Si bien muchos de los beneficiados por Carlos Andrés apoyaron al partido y a él en su andar político, hay razones evidentes para pensar que Pérez no se enriqueció en lo personal, siendo prueba determinante de ello la modestia –por no decir pobreza– en la que viven actualmente su viuda Blanquita de Pérez y las hijas de ese matrimonio.
La revolución bonita no podía pasar por debajo de la mesa y lo ha hecho de manera excepcional: con un íngrimo apóstol le basta.
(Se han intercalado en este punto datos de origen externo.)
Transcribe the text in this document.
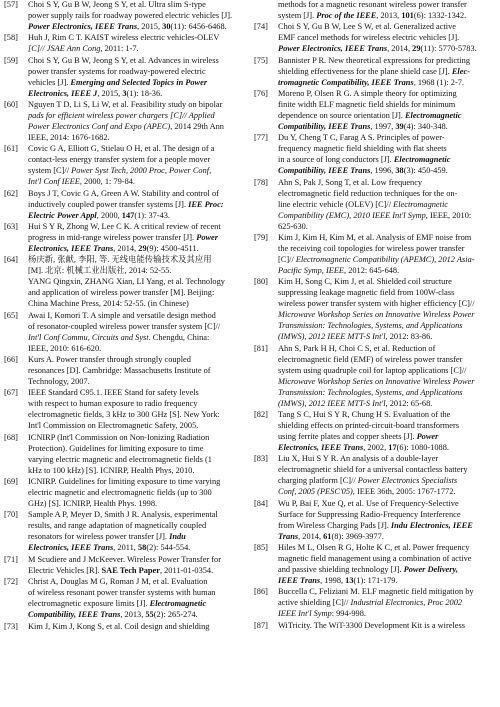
[57]	Choi S Y, Gu B W, Jeong S Y, et al. Ultra slim S-type
power supply rails for roadway powered electric vehicles [J].
Power Electronics, IEEE Trans, 2015, 30(11): 6456-6468.
[58]	Huh J, Rim C T. KAIST wireless electric vehicles-OLEV
[C]// JSAE Ann Cong, 2011: 1-7.
[59]	Choi S Y, Gu B W, Jeong S Y, et al. Advances in wireless
power transfer systems for roadway-powered electric
vehicles [J]. Emerging and Selected Topics in Power
Electronics, IEEE J, 2015, 3(1): 18-36.
[60]	Nguyen T D, Li S, Li W, et al. Feasibility study on bipolar
pads for efficient wireless power chargers [C]// Applied
Power Electronics Conf and Expo (APEC), 2014 29th Ann
IEEE, 2014: 1676-1682.
[61]	Covic G A, Elliott G, Stielau O H, et al. The design of a
contact-less energy transfer system for a people mover
system [C]// Power Syst Tech, 2000 Proc, Power Conf,
Int'l Conf IEEE, 2000, 1: 79-84.
[62]	Boys J T, Covic G A, Green A W. Stability and control of
inductively coupled power transfer systems [J]. IEE Proc:
Electric Power Appl, 2000, 147(1): 37-43.
[63]	Hui S Y R, Zhong W, Lee C K. A critical review of recent
progress in mid-range wireless power transfer [J]. Power
Electronics, IEEE Trans, 2014, 29(9): 4500-4511.
[64]	杨庆新, 张献, 李阳, 等. 无线电能传输技术及其应用
[M]. 北京: 机械工业出版社, 2014: 52-55.
YANG Qingxin, ZHANG Xian, LI Yang, et al. Technology
and application of wireless power transfer [M]. Beijing:
China Machine Press, 2014: 52-55. (in Chinese)
[65]	Awai I, Komori T. A simple and versatile design method
of resonator-coupled wireless power transfer system [C]//
Int'l Conf Commu, Circuits and Syst. Chengdu, China:
IEEE, 2010: 616-620.
[66]	Kurs A. Power transfer through strongly coupled
resonances [D]. Cambridge: Massachusetts Institute of
Technology, 2007.
[67]	IEEE Standard C95.1. IEEE Stand for safety levels
with respect to human exposure to radio frequency
electromagnetic fields, 3 kHz to 300 GHz [S]. New York:
Int'l Commission on Electromagnetic Safety, 2005.
[68]	ICNIRP (Int'l Commission on Non-Ionizing Radiation
Protection). Guidelines for limiting exposure to time
varying electric magnetic and electromagnetic fields (1
kHz to 100 kHz) [S]. ICNIRP, Health Phys, 2010.
[69]	ICNIRP. Guidelines for limiting exposure to time varying
electric magnetic and electromagnetic fields (up to 300
GHz) [S]. ICNIRP, Health Phys. 1998.
[70]	Sample A P, Meyer D, Smith J R. Analysis, experimental
results, and range adaptation of magnetically coupled
resonators for wireless power transfer [J]. Indu
Electronics, IEEE Trans, 2011, 58(2): 544-554.
[71]	M Scudiere and J McKeever. Wireless Power Transfer for
Electric Vehicles [R]. SAE Tech Paper, 2011-01-0354.
[72]	Christ A, Douglas M G, Roman J M, et al. Evaluation
of wireless resonant power transfer systems with human
electromagnetic exposure limits [J]. Electromagnetic
Compatibility, IEEE Trans, 2013, 55(2): 265-274.
[73]	Kim J, Kim J, Kong S, et al. Coil design and shielding
methods for a magnetic resonant wireless power transfer
system [J]. Proc of the IEEE, 2013, 101(6): 1332-1342.
[74]	Choi S Y, Gu B W, Lee S W, et al. Generalized active
EMF cancel methods for wireless electric vehicles [J].
Power Electronics, IEEE Trans, 2014, 29(11): 5770-5783.
[75]	Bannister P R. New theoretical expressions for predicting
shielding effectiveness for the plane shield case [J]. Elec-
tromagnetic Compatibility, IEEE Trans, 1968 (1): 2-7.
[76]	Moreno P, Olsen R G. A simple theory for optimizing
finite width ELF magnetic field shields for minimum
dependence on source orientation [J]. Electromagnetic
Compatibility, IEEE Trans, 1997, 39(4): 340-348.
[77]	Du Y, Cheng T C, Farag A S. Principles of power-
frequency magnetic field shielding with flat sheets
in a source of long conductors [J]. Electromagnetic
Compatibility, IEEE Trans, 1996, 38(3): 450-459.
[78]	Ahn S, Pak J, Song T, et al. Low frequency
electromagnetic field reduction techniques for the on-
line electric vehicle (OLEV) [C]// Electromagnetic
Compatibility (EMC), 2010 IEEE Int'l Symp, IEEE, 2010:
625-630.
[79]	Kim J, Kim H, Kim M, et al. Analysis of EMF noise from
the receiving coil topologies for wireless power transfer
[C]// Electromagnetic Compatibility (APEMC), 2012 Asia-
Pacific Symp, IEEE, 2012: 645-648.
[80]	Kim H, Song C, Kim J, et al. Shielded coil structure
suppressing leakage magnetic field from 100W-class
wireless power transfer system with higher efficiency [C]//
Microwave Workshop Series on Innovative Wireless Power
Transmission: Technologies, Systems, and Applications
(IMWS), 2012 IEEE MTT-S Int'l, 2012: 83-86.
[81]	Ahn S, Park H H, Choi C S, et al. Reduction of
electromagnetic field (EMF) of wireless power transfer
system using quadruple coil for laptop applications [C]//
Microwave Workshop Series on Innovative Wireless Power
Transmission: Technologies, Systems, and Applications
(IMWS), 2012 IEEE MTT-S Int'l, 2012: 65-68.
[82]	Tang S C, Hui S Y R, Chung H S. Evaluation of the
shielding effects on printed-circuit-board transformers
using ferrite plates and copper sheets [J]. Power
Electronics, IEEE Trans, 2002, 17(6): 1080-1088.
[83]	Liu X, Hui S Y R. An analysis of a double-layer
electromagnetic shield for a universal contactless battery
charging platform [C]// Power Electronics Specialists
Conf, 2005 (PESC'05), IEEE 36th, 2005: 1767-1772.
[84]	Wu P, Bai F, Xue Q, et al. Use of Frequency-Selective
Surface for Suppressing Radio-Frequency Interference
from Wireless Charging Pads [J]. Indu Electronics, IEEE
Trans, 2014, 61(8): 3969-3977.
[85]	Hiles M L, Olsen R G, Holte K C, et al. Power frequency
magnetic field management using a combination of active
and passive shielding technology [J]. Power Delivery,
IEEE Trans, 1998, 13(1): 171-179.
[86]	Buccella C, Feliziani M. ELF magnetic field mitigation by
active shielding [C]// Industrial Electronics, Proc 2002
IEEE Int'l Symp: 994-998.
[87]	WiTricity. The WiT-3300 Development Kit is a wireless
Ciertamente, el régimen decidió ungir con esa dignidad a un hombre merecedor de ello: el empresario Wilmer Ruperti, un venezolano desprendido de todo interés personal y amante de las causas altruistas, quien –decidido a aminorar las preocupaciones presidenciales y garantizar el buen desenvolvimiento del Estado– resolvió pagar los honorarios de los abogados que defienden a los primeros sobrinos de la República, capturados injustamente por la DEA (para beneficiar a los malos y desagradecidos grupos opositores) y acusados ante la Corte del Distrito Sur del estado de Nueva York por pretender ingresar 800 kilogramos de cocaína en Estados Unidos.
Como Ruperti es un hombre decente y sin propósitos ocultos, no tuvo ningún inconveniente en reconocer que hace poco fue favorecido con un contrato de Pdvsa, por la suma de 138 millones de dólares, una nimiedad si se compara con lo recibido de la misma empresa cuando ayudó, por amor a la patria y no al billuyo, a hacer fracasar el paro petrolero en los felices tiempos del comandante eterno.
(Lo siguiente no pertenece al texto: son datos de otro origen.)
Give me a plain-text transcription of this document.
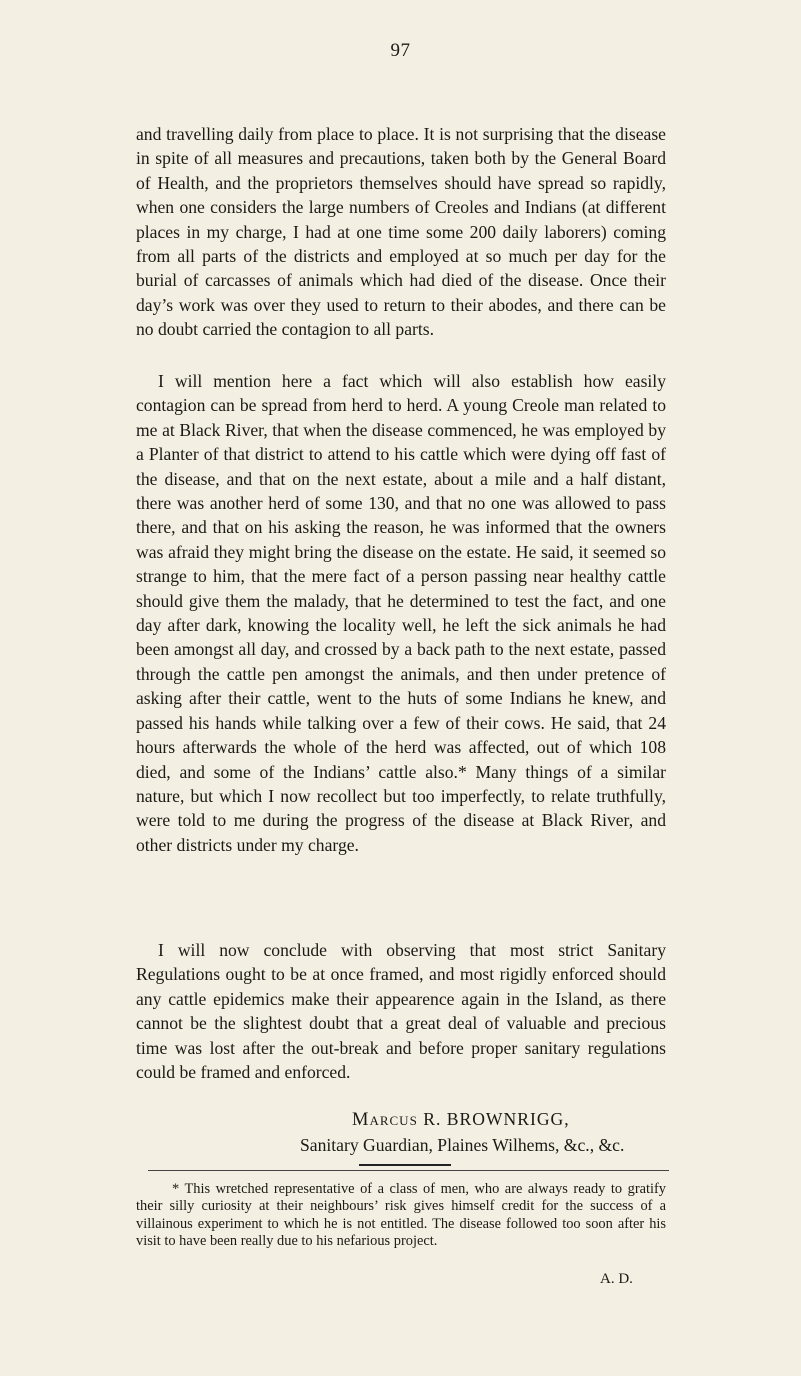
97

and travelling daily from place to place. It is not surprising that the disease in spite of all measures and precautions, taken both by the General Board of Health, and the proprietors themselves should have spread so rapidly, when one considers the large numbers of Creoles and Indians (at different places in my charge, I had at one time some 200 daily laborers) coming from all parts of the districts and employed at so much per day for the burial of carcasses of animals which had died of the disease. Once their day’s work was over they used to return to their abodes, and there can be no doubt carried the contagion to all parts.

I will mention here a fact which will also establish how easily contagion can be spread from herd to herd. A young Creole man related to me at Black River, that when the disease commenced, he was employed by a Planter of that district to attend to his cattle which were dying off fast of the disease, and that on the next estate, about a mile and a half distant, there was another herd of some 130, and that no one was allowed to pass there, and that on his asking the reason, he was informed that the owners was afraid they might bring the disease on the estate. He said, it seemed so strange to him, that the mere fact of a person passing near healthy cattle should give them the malady, that he determined to test the fact, and one day after dark, knowing the locality well, he left the sick animals he had been amongst all day, and crossed by a back path to the next estate, passed through the cattle pen amongst the animals, and then under pretence of asking after their cattle, went to the huts of some Indians he knew, and passed his hands while talking over a few of their cows. He said, that 24 hours afterwards the whole of the herd was affected, out of which 108 died, and some of the Indians’ cattle also.* Many things of a similar nature, but which I now recollect but too imperfectly, to relate truthfully, were told to me during the progress of the disease at Black River, and other districts under my charge.

I will now conclude with observing that most strict Sanitary Regulations ought to be at once framed, and most rigidly enforced should any cattle epidemics make their appearence again in the Island, as there cannot be the slightest doubt that a great deal of valuable and precious time was lost after the out-break and before proper sanitary regulations could be framed and enforced.

Marcus R. BROWNRIGG,
Sanitary Guardian, Plaines Wilhems, &c., &c.

* This wretched representative of a class of men, who are always ready to gratify their silly curiosity at their neighbours’ risk gives himself credit for the success of a villainous experiment to which he is not entitled. The disease followed too soon after his visit to have been really due to his nefarious project.

A. D.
El drama de la bonhomía de Ruperti es que en Estados Unidos la acción de su apostolado constituye un claro conflicto de intereses, para decirlo en términos light, pues al estar tan ligado el benefactor al Estado venezolano, se generan dudas razonables sobre la naturaleza de la ayuda, las implicaciones y las verdaderas motivaciones con las que actúa.
Hay una realidad de la que no podemos dudar: en nuestro país, el Estado es el que enriquece y siempre paga en materia de corrupción y lo que le es aledaño.